Two Challenges of Our Time
2024-11-22
(Originally published in Swedish here)
Morning meeting with the gang at Klimatsekretariatet. As so often, we quickly dive into the biggest of questions even before the first sip of coffee. How can we save the world as it looks today? What needs to happen, really? What’s standing in the way? If I were to distill my conclusions from the conversation, I would land on two challenges that must be addressed:
1. How do we get more people to be active? How do we awaken the masses?
When modern society was being shaped, my understanding is that the broad masses were on board. On the train. “Activists” were all of us, or at least enough of us. But maybe it was called something else back then. People were unionized, politically active, or involved in building society in other ways. Today, the majority sit at home in front of the endless offerings of streaming services. Going to the community center and actually “doing something” is perceived, at least in my circles, as something very niche. “How do you have the energy? Do you really think anything can change?” Those who benefit from the status quo are probably quite pleased that the word “activist” has gained such a negative connotation today. Well done there. But what do we want, if not active citizens?
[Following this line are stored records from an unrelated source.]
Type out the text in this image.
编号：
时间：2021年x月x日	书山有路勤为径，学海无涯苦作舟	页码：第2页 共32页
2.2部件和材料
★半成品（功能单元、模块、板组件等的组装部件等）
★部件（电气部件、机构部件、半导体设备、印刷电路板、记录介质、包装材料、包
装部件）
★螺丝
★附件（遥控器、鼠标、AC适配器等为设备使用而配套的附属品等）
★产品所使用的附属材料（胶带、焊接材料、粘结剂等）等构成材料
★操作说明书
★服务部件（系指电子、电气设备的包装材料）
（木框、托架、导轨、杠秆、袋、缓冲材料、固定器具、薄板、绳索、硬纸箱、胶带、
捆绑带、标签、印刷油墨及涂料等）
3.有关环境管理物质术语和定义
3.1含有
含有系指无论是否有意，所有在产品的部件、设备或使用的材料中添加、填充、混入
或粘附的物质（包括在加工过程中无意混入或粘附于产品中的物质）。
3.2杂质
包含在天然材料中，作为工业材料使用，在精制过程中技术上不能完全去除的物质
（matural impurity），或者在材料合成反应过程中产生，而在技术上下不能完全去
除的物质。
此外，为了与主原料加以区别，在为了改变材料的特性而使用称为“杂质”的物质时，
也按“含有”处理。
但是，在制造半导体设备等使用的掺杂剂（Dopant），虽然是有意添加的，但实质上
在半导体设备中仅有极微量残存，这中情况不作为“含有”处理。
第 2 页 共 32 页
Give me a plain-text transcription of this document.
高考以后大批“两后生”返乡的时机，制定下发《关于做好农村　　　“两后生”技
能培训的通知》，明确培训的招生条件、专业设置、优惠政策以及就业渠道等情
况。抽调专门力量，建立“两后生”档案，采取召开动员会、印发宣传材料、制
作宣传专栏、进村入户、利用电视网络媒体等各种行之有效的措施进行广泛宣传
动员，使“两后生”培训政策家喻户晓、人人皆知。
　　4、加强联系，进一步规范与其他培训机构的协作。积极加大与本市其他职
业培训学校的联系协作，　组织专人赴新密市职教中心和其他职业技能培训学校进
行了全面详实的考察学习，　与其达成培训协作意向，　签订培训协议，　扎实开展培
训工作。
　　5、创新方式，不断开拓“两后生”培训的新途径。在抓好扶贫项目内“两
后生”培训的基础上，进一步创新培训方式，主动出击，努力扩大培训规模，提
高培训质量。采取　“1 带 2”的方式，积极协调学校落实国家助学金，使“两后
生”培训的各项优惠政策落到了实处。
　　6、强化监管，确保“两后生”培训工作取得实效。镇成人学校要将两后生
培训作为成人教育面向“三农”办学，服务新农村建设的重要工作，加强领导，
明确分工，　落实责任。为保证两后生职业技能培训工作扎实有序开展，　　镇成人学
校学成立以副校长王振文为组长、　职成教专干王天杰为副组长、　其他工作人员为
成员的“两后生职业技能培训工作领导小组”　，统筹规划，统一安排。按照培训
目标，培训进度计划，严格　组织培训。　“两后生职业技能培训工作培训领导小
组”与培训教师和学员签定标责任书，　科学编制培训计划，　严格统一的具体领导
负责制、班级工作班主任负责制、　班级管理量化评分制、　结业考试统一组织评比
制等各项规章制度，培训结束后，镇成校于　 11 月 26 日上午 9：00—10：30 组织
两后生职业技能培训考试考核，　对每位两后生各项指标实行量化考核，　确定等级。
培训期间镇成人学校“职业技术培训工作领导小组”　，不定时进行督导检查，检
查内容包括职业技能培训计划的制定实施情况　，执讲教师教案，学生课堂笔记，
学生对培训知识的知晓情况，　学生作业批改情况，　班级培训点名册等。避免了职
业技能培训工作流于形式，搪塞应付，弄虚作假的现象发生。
The environmental movement’s big problem is that it fails to reach beyond its own bubble. To do so in an era dominated by a constant media flow and a cynical/nihilistic attitude is no easy task. Consider the following:
Moreover, under existing conditions, private capitalists inevitably control, directly or indirectly, the main sources of information (press, radio, education). It is thus extremely difficult, and indeed in most cases quite impossible, for the individual citizen to come to objective conclusions and to make intelligent use of his political rights.
What Albert Einstein wrote in 1949 was probably true then and is definitely true now. We live in a reality where the majority uphold policies for the privileged minority—and the flow of information is a central part of this. Some form of digital and media liberation is needed, both on an individual and collective level, not too dissimilar to the temperance movement that lived symbiotically with the labor movement in the early 1900s. How can you change the world while drinking? How can you change the world while stuck in front of Netflix? We talk a lot about the polarizing effect of social media but hardly at all about the pacifying effect of the media giants.
Okay, since we’re already talking about Albert, I have to throw in another quote:
I believe, indeed, that overemphasis on the purely intellectual attitude, often directed solely to the practical and factual, in our education, has led directly to the impairment of ethical values. I am not thinking so much of the dangers with which technical progress has directly confronted mankind, as of the stifling of mutual human considerations by a “matter-of-fact” habit of thought which has come to lie like a killing frost upon human relations. … The frightful dilemma of the political world situation has much to do with this sin of omission on the part of our civilization. Without “ethical culture,” there is no salvation for humanity.
By the way, his page on Wikiquote is a goldmine.
2. How do we get those already active to stop being fragmented and instead see the common struggle?
There are countless interest groups and organizations fighting for their causes—good causes. But all too rarely, I think, do people look up and see that there are actually certain common denominators in our society causing the problems we are fighting against. My analysis increasingly points to the economic system and the profit-driven paradigm that completely dominates it. It’s no coincidence that we have a climate crisis, international conflicts, exploitation disputes, polarization, overworked public employees, gambling addiction, youth crime—all while we see extreme and accelerating wealth concentration and record-breaking mass consumption. These are natural consequences of the logic that prevails today and has prevailed in recent decades.
So let’s question the logic?
But more on that another time. Time for Friday night coziness in front of Netflix (nah, just kidding. But maybe På Spåret*. After all, it’s Friday).